There is, of course, a significant difference between the two scenarios. In the case of Frost’s speaker, he is fortunate to count on both his perspective of what each road looks like as it bends quietly into the forest and the personal agency to decide which path to travel. The same can’t be said of the moment when we first hear the death knell that ushers in the early stages of a moribund relationship. In these instances, we’re usually left feeling overwhelmed and perplexed, as confusion hits us in unrelenting waves, and we wonder how it‘s possible to have strayed so far from our intended track.
I’ve often wondered if, perhaps, the mere act of sharing duties with another person when we’re in a relationship doesn’t affect the way that we perceive our wrongdoings and limit the extent to which we’re willing to admit responsibility for the way that things turn out.

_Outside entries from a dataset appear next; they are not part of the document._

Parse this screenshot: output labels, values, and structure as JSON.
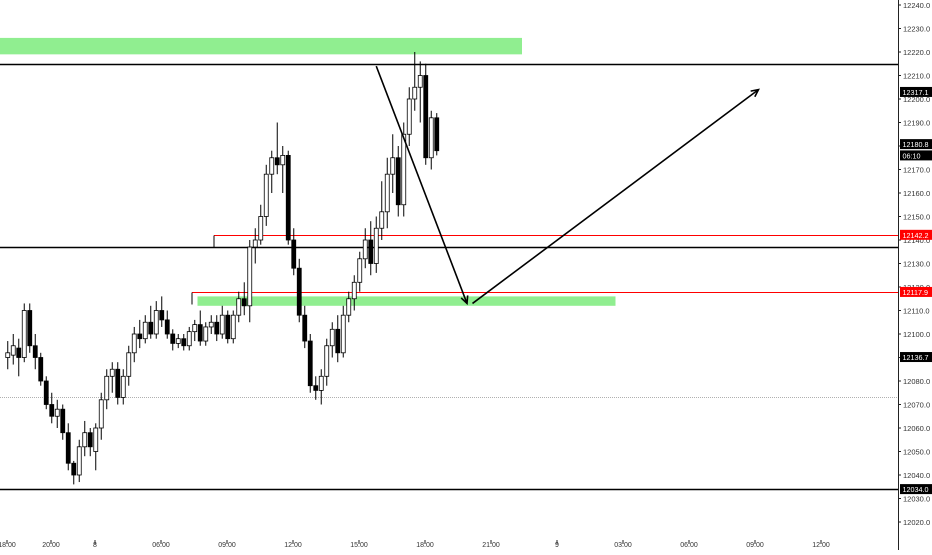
{
  "colors": {
    "bull_body": "#ffffff",
    "bear_body": "#000000",
    "wick": "#000000",
    "zone_green": "#90ee90",
    "level_black": "#000000",
    "level_red": "#ff0000",
    "grid_dotted": "#b0b0b0",
    "tag_bg": "#000000",
    "tag_red_bg": "#ff0000",
    "tag_text": "#ffffff",
    "axis_text": "#333333"
  },
  "chart_data": {
    "type": "candlestick",
    "title": "",
    "y_axis": {
      "min": 12020,
      "max": 12240,
      "ticks": [
        "12020.0",
        "12030.0",
        "12040.0",
        "12050.0",
        "12060.0",
        "12070.0",
        "12080.0",
        "12090.0",
        "12100.0",
        "12110.0",
        "12120.0",
        "12130.0",
        "12140.0",
        "12150.0",
        "12160.0",
        "12170.0",
        "12180.0",
        "12190.0",
        "12200.0",
        "12210.0",
        "12220.0",
        "12230.0",
        "12240.0"
      ]
    },
    "x_axis": {
      "ticks": [
        {
          "label": "18:00",
          "bar": 0
        },
        {
          "label": "20:00",
          "bar": 8
        },
        {
          "label": "8",
          "bar": 16
        },
        {
          "label": "06:00",
          "bar": 28
        },
        {
          "label": "09:00",
          "bar": 40
        },
        {
          "label": "12:00",
          "bar": 52
        },
        {
          "label": "15:00",
          "bar": 64
        },
        {
          "label": "18:00",
          "bar": 76
        },
        {
          "label": "21:00",
          "bar": 88
        },
        {
          "label": "9",
          "bar": 100
        },
        {
          "label": "03:00",
          "bar": 112
        },
        {
          "label": "06:00",
          "bar": 124
        },
        {
          "label": "09:00",
          "bar": 136
        },
        {
          "label": "12:00",
          "bar": 148
        }
      ]
    },
    "bar_spacing_note": "",
    "candles": [
      {
        "o": 12090,
        "h": 12097,
        "l": 12085,
        "c": 12092
      },
      {
        "o": 12091,
        "h": 12100,
        "l": 12087,
        "c": 12095
      },
      {
        "o": 12094,
        "h": 12098,
        "l": 12082,
        "c": 12090
      },
      {
        "o": 12090,
        "h": 12113,
        "l": 12088,
        "c": 12110
      },
      {
        "o": 12110,
        "h": 12113,
        "l": 12092,
        "c": 12095
      },
      {
        "o": 12095,
        "h": 12100,
        "l": 12085,
        "c": 12090
      },
      {
        "o": 12090,
        "h": 12092,
        "l": 12078,
        "c": 12080
      },
      {
        "o": 12080,
        "h": 12082,
        "l": 12068,
        "c": 12070
      },
      {
        "o": 12070,
        "h": 12075,
        "l": 12062,
        "c": 12065
      },
      {
        "o": 12065,
        "h": 12072,
        "l": 12060,
        "c": 12068
      },
      {
        "o": 12068,
        "h": 12070,
        "l": 12055,
        "c": 12058
      },
      {
        "o": 12058,
        "h": 12062,
        "l": 12042,
        "c": 12045
      },
      {
        "o": 12045,
        "h": 12046,
        "l": 12036,
        "c": 12040
      },
      {
        "o": 12040,
        "h": 12055,
        "l": 12037,
        "c": 12052
      },
      {
        "o": 12052,
        "h": 12063,
        "l": 12048,
        "c": 12058
      },
      {
        "o": 12058,
        "h": 12060,
        "l": 12048,
        "c": 12052
      },
      {
        "o": 12050,
        "h": 12062,
        "l": 12042,
        "c": 12060
      },
      {
        "o": 12060,
        "h": 12075,
        "l": 12055,
        "c": 12072
      },
      {
        "o": 12072,
        "h": 12085,
        "l": 12068,
        "c": 12082
      },
      {
        "o": 12082,
        "h": 12088,
        "l": 12075,
        "c": 12085
      },
      {
        "o": 12085,
        "h": 12088,
        "l": 12070,
        "c": 12073
      },
      {
        "o": 12073,
        "h": 12085,
        "l": 12070,
        "c": 12082
      },
      {
        "o": 12082,
        "h": 12095,
        "l": 12078,
        "c": 12092
      },
      {
        "o": 12092,
        "h": 12103,
        "l": 12088,
        "c": 12100
      },
      {
        "o": 12100,
        "h": 12106,
        "l": 12094,
        "c": 12098
      },
      {
        "o": 12098,
        "h": 12108,
        "l": 12096,
        "c": 12105
      },
      {
        "o": 12105,
        "h": 12112,
        "l": 12098,
        "c": 12100
      },
      {
        "o": 12100,
        "h": 12114,
        "l": 12098,
        "c": 12110
      },
      {
        "o": 12110,
        "h": 12116,
        "l": 12103,
        "c": 12106
      },
      {
        "o": 12106,
        "h": 12110,
        "l": 12098,
        "c": 12100
      },
      {
        "o": 12100,
        "h": 12102,
        "l": 12093,
        "c": 12096
      },
      {
        "o": 12096,
        "h": 12100,
        "l": 12094,
        "c": 12098
      },
      {
        "o": 12098,
        "h": 12100,
        "l": 12093,
        "c": 12095
      },
      {
        "o": 12095,
        "h": 12103,
        "l": 12093,
        "c": 12101
      },
      {
        "o": 12101,
        "h": 12106,
        "l": 12097,
        "c": 12104
      },
      {
        "o": 12104,
        "h": 12110,
        "l": 12095,
        "c": 12097
      },
      {
        "o": 12097,
        "h": 12105,
        "l": 12095,
        "c": 12103
      },
      {
        "o": 12103,
        "h": 12108,
        "l": 12100,
        "c": 12105
      },
      {
        "o": 12105,
        "h": 12108,
        "l": 12097,
        "c": 12100
      },
      {
        "o": 12100,
        "h": 12112,
        "l": 12098,
        "c": 12108
      },
      {
        "o": 12108,
        "h": 12110,
        "l": 12096,
        "c": 12098
      },
      {
        "o": 12098,
        "h": 12110,
        "l": 12096,
        "c": 12108
      },
      {
        "o": 12108,
        "h": 12118,
        "l": 12105,
        "c": 12115
      },
      {
        "o": 12115,
        "h": 12122,
        "l": 12108,
        "c": 12112
      },
      {
        "o": 12112,
        "h": 12140,
        "l": 12105,
        "c": 12137
      },
      {
        "o": 12137,
        "h": 12145,
        "l": 12130,
        "c": 12140
      },
      {
        "o": 12140,
        "h": 12155,
        "l": 12138,
        "c": 12150
      },
      {
        "o": 12150,
        "h": 12172,
        "l": 12146,
        "c": 12168
      },
      {
        "o": 12168,
        "h": 12178,
        "l": 12160,
        "c": 12175
      },
      {
        "o": 12175,
        "h": 12190,
        "l": 12168,
        "c": 12172
      },
      {
        "o": 12172,
        "h": 12180,
        "l": 12160,
        "c": 12176
      },
      {
        "o": 12176,
        "h": 12178,
        "l": 12138,
        "c": 12140
      },
      {
        "o": 12140,
        "h": 12145,
        "l": 12125,
        "c": 12128
      },
      {
        "o": 12128,
        "h": 12132,
        "l": 12105,
        "c": 12108
      },
      {
        "o": 12108,
        "h": 12112,
        "l": 12094,
        "c": 12097
      },
      {
        "o": 12097,
        "h": 12100,
        "l": 12075,
        "c": 12078
      },
      {
        "o": 12078,
        "h": 12082,
        "l": 12072,
        "c": 12076
      },
      {
        "o": 12076,
        "h": 12085,
        "l": 12070,
        "c": 12082
      },
      {
        "o": 12082,
        "h": 12098,
        "l": 12078,
        "c": 12095
      },
      {
        "o": 12095,
        "h": 12105,
        "l": 12090,
        "c": 12102
      },
      {
        "o": 12102,
        "h": 12108,
        "l": 12088,
        "c": 12092
      },
      {
        "o": 12092,
        "h": 12112,
        "l": 12090,
        "c": 12108
      },
      {
        "o": 12108,
        "h": 12118,
        "l": 12105,
        "c": 12115
      },
      {
        "o": 12115,
        "h": 12125,
        "l": 12110,
        "c": 12122
      },
      {
        "o": 12122,
        "h": 12135,
        "l": 12118,
        "c": 12132
      },
      {
        "o": 12132,
        "h": 12145,
        "l": 12128,
        "c": 12140
      },
      {
        "o": 12140,
        "h": 12148,
        "l": 12125,
        "c": 12130
      },
      {
        "o": 12130,
        "h": 12150,
        "l": 12126,
        "c": 12145
      },
      {
        "o": 12145,
        "h": 12165,
        "l": 12140,
        "c": 12152
      },
      {
        "o": 12152,
        "h": 12175,
        "l": 12145,
        "c": 12168
      },
      {
        "o": 12168,
        "h": 12185,
        "l": 12160,
        "c": 12175
      },
      {
        "o": 12175,
        "h": 12180,
        "l": 12150,
        "c": 12155
      },
      {
        "o": 12155,
        "h": 12190,
        "l": 12150,
        "c": 12185
      },
      {
        "o": 12185,
        "h": 12205,
        "l": 12180,
        "c": 12200
      },
      {
        "o": 12200,
        "h": 12220,
        "l": 12195,
        "c": 12205
      },
      {
        "o": 12205,
        "h": 12216,
        "l": 12190,
        "c": 12210
      },
      {
        "o": 12210,
        "h": 12215,
        "l": 12172,
        "c": 12175
      },
      {
        "o": 12175,
        "h": 12195,
        "l": 12170,
        "c": 12192
      },
      {
        "o": 12192,
        "h": 12194,
        "l": 12176,
        "c": 12178
      }
    ],
    "zones": [
      {
        "y_top": 12226,
        "y_bottom": 12219,
        "x_start_bar": -1,
        "x_end_bar": 94
      },
      {
        "y_top": 12116,
        "y_bottom": 12112,
        "x_start_bar": 35,
        "x_end_bar": 111
      }
    ],
    "horizontal_levels": [
      {
        "value": 12215,
        "style": "solid-black"
      },
      {
        "value": 12137,
        "style": "solid-black"
      },
      {
        "value": 12034,
        "style": "solid-black"
      },
      {
        "value": 12073,
        "style": "dotted-grey"
      }
    ],
    "red_levels": [
      {
        "value": 12142.2,
        "x_start_bar": 38
      },
      {
        "value": 12117.9,
        "x_start_bar": 34
      }
    ],
    "arrows": [
      {
        "from_bar": 67.5,
        "from_value": 12214,
        "to_bar": 84,
        "to_value": 12113
      },
      {
        "from_bar": 85,
        "from_value": 12113,
        "to_bar": 137,
        "to_value": 12204
      }
    ],
    "price_tags": [
      {
        "value": 12142.2,
        "label": "12142.2",
        "style": "red"
      },
      {
        "value": 12117.9,
        "label": "12117.9",
        "style": "red"
      },
      {
        "value": 12203.0,
        "label": "12317.1",
        "style": "black"
      },
      {
        "value": 12180.8,
        "label": "12180.8",
        "style": "black"
      },
      {
        "value": 12176.0,
        "label": "06:10",
        "style": "black"
      },
      {
        "value": 12090.2,
        "label": "12136.7",
        "style": "black"
      },
      {
        "value": 12034.0,
        "label": "12034.0",
        "style": "black"
      }
    ]
  }
}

Too often, we find ourselves subject to faulty and baseless logic and tend to replace much-needed introspection and self-examination with shameless finger-pointing.
For Austin-based songwriter Sean Keel, the all-consuming confusion and feeling of helplessness that follow on the heels of a breakup take center stage in his new track “Lilacs That Morning” off his second album, Speak Friend and Enter, released under the moniker Bill the Pony.
A wistful, bouncy piano ballad that recalls the ebullience of early-20th-century concert hall tunes and the mundane and gravelly grit of crooners like Harry Nilsson and Randy Newman, “Lilacs That Morning” stands as Keel’s honest attempt at making sense of a love that’s gone terribly wrong.
For Keel, time sets the stage for that’s inevitably slated to follow:
“Time feeds the river
Feeds the forest
Feeds the fire
So time is the source of the flame
I don’t know just exactly what’s before us
But it will never be the same again.”
This irrepressible linear progression casts an uncanny and surreal aura on his memories so that events feel detached and isolated, as if they were unfolding magically and without reason inside a dream:
“Oh, the lilacs that morning
So blue they looked painted on
I can’t believe you blame me
For the ending when
It was you who wrote the start of the song.”
The feeling that past, present, and future are all simultaneously dissolving into a shapeless and amorphous blur in which the lines that divide what was from what wasn’t; what is from what isn’t; and what could have been from what never will be is quite relatable. There is a painfully familiar sense of puzzlement that mingles with traces of dismay, and an invasive feeling of betrayal as Keel confronts his former paramour and suddenly flips the script on them:
“I can’t believe you blame me
For the ending when
It was you who wrote the start of this song.”
This conniption, however, is short-lived and quickly gives way to a belated yet increasingly prevailing sense of resignation and stupefaction, as the singer comes to painful terms with the fact that the verdict is sealed and there’s no going back:
“The rainbow
Is not something a man can attain
What’s done’s done,
There’s no going over
Time’s not some dog-eared page.”
In the end, his disconsolate emotional state and engrossing sense of disbelief get the best of him as he expresses his defeatist incredulity one last time:
“I can’t believe that we got that ending
After such a sweet start to the song.”
Following what appeared, at first, like a genuine effort to get the closure necessary to move on, Keel’s pining narrator cannot adequately separate his guilt from his doubts. Ultimately, this toxic mix of hubris and blinding insecurity leads him down a path that ends with seemingly irreparable heartbreak and stunted personal growth.